One model that can be looked into is the project of Heifer International, an NGO based in the US but with operations in the country. In their program, farming families attend seminars, after which they are given animals (cows, carabaos or goats) that are already pregnant. In these seminars, prospective beneficiaries are given values formation and how to take care of the animals.

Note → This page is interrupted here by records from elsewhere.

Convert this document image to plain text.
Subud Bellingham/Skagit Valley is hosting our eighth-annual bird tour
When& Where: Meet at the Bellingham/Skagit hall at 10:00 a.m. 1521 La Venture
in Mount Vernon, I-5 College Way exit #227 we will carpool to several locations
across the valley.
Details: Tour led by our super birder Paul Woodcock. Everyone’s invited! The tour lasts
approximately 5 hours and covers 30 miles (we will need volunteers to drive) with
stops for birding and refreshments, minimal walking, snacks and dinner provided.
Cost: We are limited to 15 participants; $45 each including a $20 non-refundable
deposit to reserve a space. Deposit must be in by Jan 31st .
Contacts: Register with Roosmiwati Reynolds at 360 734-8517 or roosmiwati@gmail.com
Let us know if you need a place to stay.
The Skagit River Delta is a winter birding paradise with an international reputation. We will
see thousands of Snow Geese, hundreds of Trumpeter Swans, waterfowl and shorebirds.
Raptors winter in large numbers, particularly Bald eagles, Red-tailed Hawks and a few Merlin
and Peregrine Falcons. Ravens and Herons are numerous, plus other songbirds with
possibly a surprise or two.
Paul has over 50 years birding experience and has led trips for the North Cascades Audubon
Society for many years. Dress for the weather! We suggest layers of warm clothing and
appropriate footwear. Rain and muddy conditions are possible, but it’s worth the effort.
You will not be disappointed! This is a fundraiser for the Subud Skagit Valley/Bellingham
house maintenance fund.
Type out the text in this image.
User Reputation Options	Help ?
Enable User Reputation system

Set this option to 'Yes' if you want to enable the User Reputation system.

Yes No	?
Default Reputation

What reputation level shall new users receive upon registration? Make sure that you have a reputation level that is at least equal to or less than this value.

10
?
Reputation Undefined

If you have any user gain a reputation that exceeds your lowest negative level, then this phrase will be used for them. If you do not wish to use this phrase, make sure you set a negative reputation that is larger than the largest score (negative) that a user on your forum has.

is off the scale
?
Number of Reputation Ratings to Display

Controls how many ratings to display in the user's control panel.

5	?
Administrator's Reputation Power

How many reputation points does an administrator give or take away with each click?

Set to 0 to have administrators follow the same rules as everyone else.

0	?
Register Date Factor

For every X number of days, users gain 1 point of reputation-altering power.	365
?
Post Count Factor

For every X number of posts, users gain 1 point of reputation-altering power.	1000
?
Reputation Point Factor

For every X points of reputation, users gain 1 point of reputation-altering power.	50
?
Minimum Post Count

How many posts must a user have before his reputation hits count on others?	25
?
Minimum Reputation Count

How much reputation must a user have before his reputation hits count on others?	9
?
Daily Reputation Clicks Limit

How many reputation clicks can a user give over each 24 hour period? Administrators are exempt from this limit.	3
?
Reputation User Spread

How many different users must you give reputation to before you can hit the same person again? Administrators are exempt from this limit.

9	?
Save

The other model is what the Philippine Dairy Authority is doing. I have visited their farmer cooperators in Lipa. They have their own milk storage facility right in the barangay, and the buyer (a cooperative that has a dairy processing facility) picks up the milk that is chilled on a regular basis.
A cooperative in Quezon supplies fresh milk to known coffee shops, and dairy farming is done as a coconut “intercrop.” The free range cows “grown” under coconut trees provide free fertilizers and make the coconuts more productive. It’s also a good example of a coconut farming system that earns farmers much more than just the copra.
I truly believe, because I have seen them, that the dairy (cows, carabaos and goats) can be a poverty-busting industry if given proper support in BILESA. It might just be the answer to eradicating poverty in that region. This will also save the country billions of pesos spent importing milk and other dairy products.
Leyte and Samar today still have the most active NPA-influenced areas. Maybe with the introduction of a white revolution (the dairy industry), it may also save a lot of lives lost due to the red revolution.
Jose Rene C. Gayo is a member of the MAP Agribusiness and Countryside Development Committee and project manager of MAP’s Farm Business Schools project. He is also dean of the MFI Farm Business School.